Epikuros için tanrılar nesnel bir gerçeğe işaret eden varlıklar olmaktan ziyade, mükemmelliklerinden ötürü ahlâk ideallerimiz için bir model ödevi görmeleri mümkün olan varlıklardır. Başka bir deyişle Epikuros, geleneksel Yunan çok tanrıcılığının kabul ettiği tanrıları bizim dışımızda nesnel bir varlığı olan gerçeklikler olarak almaktan çok ölümsüz, öncesiz ve sonrasız, sonsuz mutluluklarından dolayı herhangi bir arzu ve kaygıları olması imkânsız, kendi kendilerine yeterli olma özellikleriyle kendilerini taklit etmemiz mümkün olan doğru ahlâkî davranış modelleri olarak kabul etmektedir. Gerçekten de, Epikuros’un felsefî sisteminde tanrılar, ezelî ve ebedî yasalar tarafından tümüyle mekanik ve zorunlu bir tarzda cereyan eden, doğal ve insani olaylar dünyasına herhangi bir şekilde müdaheleleri mümkün olmayan, ayrıca sahip oldukları mükemmellik, mutluluk ve kendi kendilerine yeterliliklerinden dolayı böyle bir şeye ihtiyaçları da olmayan, hatta böyle bir müdahalenin doğalarına uygun düşmediği varlıklardır.
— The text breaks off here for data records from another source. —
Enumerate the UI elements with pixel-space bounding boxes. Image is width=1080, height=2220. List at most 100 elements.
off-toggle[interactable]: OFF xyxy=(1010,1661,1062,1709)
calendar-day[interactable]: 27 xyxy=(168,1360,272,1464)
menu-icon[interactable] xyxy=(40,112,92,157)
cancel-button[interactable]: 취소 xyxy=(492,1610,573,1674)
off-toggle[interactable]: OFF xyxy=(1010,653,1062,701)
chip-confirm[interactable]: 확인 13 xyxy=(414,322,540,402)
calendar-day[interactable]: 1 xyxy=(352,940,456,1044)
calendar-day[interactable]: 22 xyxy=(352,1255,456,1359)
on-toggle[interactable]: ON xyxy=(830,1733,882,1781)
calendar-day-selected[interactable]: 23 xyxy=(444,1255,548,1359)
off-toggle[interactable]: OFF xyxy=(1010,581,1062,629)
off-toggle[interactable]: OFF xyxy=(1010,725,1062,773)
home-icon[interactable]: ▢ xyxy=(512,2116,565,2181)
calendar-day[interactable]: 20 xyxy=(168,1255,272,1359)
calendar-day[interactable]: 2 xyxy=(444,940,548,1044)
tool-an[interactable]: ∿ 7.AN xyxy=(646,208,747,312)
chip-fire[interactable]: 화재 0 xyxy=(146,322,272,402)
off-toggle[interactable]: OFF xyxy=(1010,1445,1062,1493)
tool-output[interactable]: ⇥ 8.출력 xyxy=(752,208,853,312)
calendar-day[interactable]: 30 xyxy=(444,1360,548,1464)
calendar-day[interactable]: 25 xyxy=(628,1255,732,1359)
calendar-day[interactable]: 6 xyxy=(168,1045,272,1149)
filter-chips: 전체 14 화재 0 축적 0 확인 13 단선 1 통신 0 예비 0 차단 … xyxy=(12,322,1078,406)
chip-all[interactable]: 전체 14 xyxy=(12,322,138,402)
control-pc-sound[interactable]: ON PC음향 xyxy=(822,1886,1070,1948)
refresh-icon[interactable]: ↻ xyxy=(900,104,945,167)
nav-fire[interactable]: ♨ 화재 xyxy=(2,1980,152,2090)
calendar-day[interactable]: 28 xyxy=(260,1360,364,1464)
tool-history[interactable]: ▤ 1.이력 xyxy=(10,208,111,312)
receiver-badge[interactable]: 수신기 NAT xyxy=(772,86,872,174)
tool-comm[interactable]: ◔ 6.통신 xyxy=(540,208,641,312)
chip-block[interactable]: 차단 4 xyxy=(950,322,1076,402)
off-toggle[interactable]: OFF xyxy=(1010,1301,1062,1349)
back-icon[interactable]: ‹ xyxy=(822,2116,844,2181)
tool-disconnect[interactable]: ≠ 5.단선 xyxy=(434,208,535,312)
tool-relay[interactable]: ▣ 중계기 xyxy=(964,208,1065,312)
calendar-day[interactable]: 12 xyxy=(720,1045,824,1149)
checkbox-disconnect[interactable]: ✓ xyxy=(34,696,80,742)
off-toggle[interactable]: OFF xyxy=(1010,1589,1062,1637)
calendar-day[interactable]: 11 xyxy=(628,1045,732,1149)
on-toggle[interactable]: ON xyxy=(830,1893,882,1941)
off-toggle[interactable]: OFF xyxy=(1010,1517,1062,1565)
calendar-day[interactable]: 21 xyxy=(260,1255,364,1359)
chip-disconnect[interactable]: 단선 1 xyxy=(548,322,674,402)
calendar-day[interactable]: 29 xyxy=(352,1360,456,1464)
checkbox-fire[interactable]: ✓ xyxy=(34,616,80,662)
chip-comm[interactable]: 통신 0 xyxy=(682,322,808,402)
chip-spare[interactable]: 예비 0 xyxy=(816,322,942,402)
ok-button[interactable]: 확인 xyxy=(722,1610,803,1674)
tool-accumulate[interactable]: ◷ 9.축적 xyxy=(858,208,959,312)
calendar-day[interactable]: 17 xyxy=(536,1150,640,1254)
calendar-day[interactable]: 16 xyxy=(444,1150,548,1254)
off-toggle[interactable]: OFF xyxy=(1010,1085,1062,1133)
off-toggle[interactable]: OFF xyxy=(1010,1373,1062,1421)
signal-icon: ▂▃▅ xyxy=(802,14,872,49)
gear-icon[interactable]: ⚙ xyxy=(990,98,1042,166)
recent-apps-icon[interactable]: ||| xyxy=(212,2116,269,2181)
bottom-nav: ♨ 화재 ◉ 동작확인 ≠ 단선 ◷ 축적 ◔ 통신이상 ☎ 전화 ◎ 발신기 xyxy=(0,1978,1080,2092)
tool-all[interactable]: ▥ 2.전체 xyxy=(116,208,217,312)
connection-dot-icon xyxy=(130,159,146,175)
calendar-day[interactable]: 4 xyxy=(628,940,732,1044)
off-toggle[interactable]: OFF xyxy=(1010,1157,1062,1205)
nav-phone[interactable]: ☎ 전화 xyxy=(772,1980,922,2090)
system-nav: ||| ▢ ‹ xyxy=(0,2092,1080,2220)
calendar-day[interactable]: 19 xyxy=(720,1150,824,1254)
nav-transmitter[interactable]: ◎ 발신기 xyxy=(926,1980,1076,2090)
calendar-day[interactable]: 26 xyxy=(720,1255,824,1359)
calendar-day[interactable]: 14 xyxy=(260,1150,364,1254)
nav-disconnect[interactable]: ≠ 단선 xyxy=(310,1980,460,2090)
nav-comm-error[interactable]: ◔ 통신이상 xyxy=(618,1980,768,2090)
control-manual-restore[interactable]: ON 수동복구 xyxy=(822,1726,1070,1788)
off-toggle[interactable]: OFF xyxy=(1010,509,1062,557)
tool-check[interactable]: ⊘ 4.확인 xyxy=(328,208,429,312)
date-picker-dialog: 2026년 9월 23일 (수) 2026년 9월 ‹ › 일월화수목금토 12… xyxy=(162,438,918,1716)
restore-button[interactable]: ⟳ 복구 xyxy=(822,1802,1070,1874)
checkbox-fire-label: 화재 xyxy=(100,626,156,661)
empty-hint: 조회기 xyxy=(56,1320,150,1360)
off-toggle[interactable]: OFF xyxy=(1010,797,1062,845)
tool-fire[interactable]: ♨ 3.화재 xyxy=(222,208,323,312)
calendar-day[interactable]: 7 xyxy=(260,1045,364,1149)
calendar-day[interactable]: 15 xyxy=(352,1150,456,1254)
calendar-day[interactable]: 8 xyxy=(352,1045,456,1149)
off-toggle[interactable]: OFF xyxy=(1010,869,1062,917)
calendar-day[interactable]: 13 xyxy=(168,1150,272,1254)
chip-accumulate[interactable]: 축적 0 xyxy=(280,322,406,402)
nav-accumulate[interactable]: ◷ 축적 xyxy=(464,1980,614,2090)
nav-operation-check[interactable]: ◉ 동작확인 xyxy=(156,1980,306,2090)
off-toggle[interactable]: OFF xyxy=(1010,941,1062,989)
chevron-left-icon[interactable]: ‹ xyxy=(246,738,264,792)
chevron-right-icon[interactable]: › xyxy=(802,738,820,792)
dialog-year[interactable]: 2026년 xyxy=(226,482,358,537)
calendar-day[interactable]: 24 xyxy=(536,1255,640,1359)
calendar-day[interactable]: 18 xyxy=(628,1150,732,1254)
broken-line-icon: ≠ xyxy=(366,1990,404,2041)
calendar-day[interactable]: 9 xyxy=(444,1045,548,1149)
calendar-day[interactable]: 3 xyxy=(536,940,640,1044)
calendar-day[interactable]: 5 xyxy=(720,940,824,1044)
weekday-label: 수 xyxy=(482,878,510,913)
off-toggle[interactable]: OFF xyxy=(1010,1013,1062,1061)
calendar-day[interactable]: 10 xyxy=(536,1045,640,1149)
Böylece onlar, kendilerine karşı göstermeleri mümkün öfke veya intikam duygularıyla insanların gereksiz korkularının kaynakları olmadıkları gibi insanların doğalarına uygun olarak yaşayabilecekleri uyumlu bir hayatın akışını bozabilecek bir biçimde onların boş beklenti ve umutlarının besleyicisi de değildirler. Bunun sonucunda tanrılarla ilgili boş korkularından ve temelsiz umutlarından sıyrılarak kendi başına kalan insan, sağlıklı bir ruh durumuna erişme, kendi imkân ve ilgileri, kendi yeti ve bilgileriyle kendi hayatını kendi doğasına uygun bir şekilde akıllıca ve bilgece düzenleme imkânına sahip olacaktır. Öte yandan Epikuros tarafından tasvir edildiği biçimde tanrıların hayatı, insanlara bu çabalarında yardımcı olabilecek bir özelliğe sahiptir; kendi dünyalarında ve kendi aralarında düşünülmesi mümkün olan en büyük ve sonsuz bir mutluluk içinde yaşayan tanrılar, insanları kendi hayatlarını taklit etmeye özendirici bir rol de oynayabilirler. Sonuç olarak, Epikuros’un kendi çağındaki geleneksel Yunan çok tanrıcılığına ve onun pratik uygulamalarına karşı gösterdiği hoşgörülü tutumunu, konformist veya eyyamcı bir insan olmasından çok, böylece söz konusu tanrıları ahlâkî bakımdan taklit edilmeleri uygun olan bir hayat idealinin temsilcileri biçiminde görmesiyle açıklamanın belki daha doğru olduğunu söyleyebiliriz.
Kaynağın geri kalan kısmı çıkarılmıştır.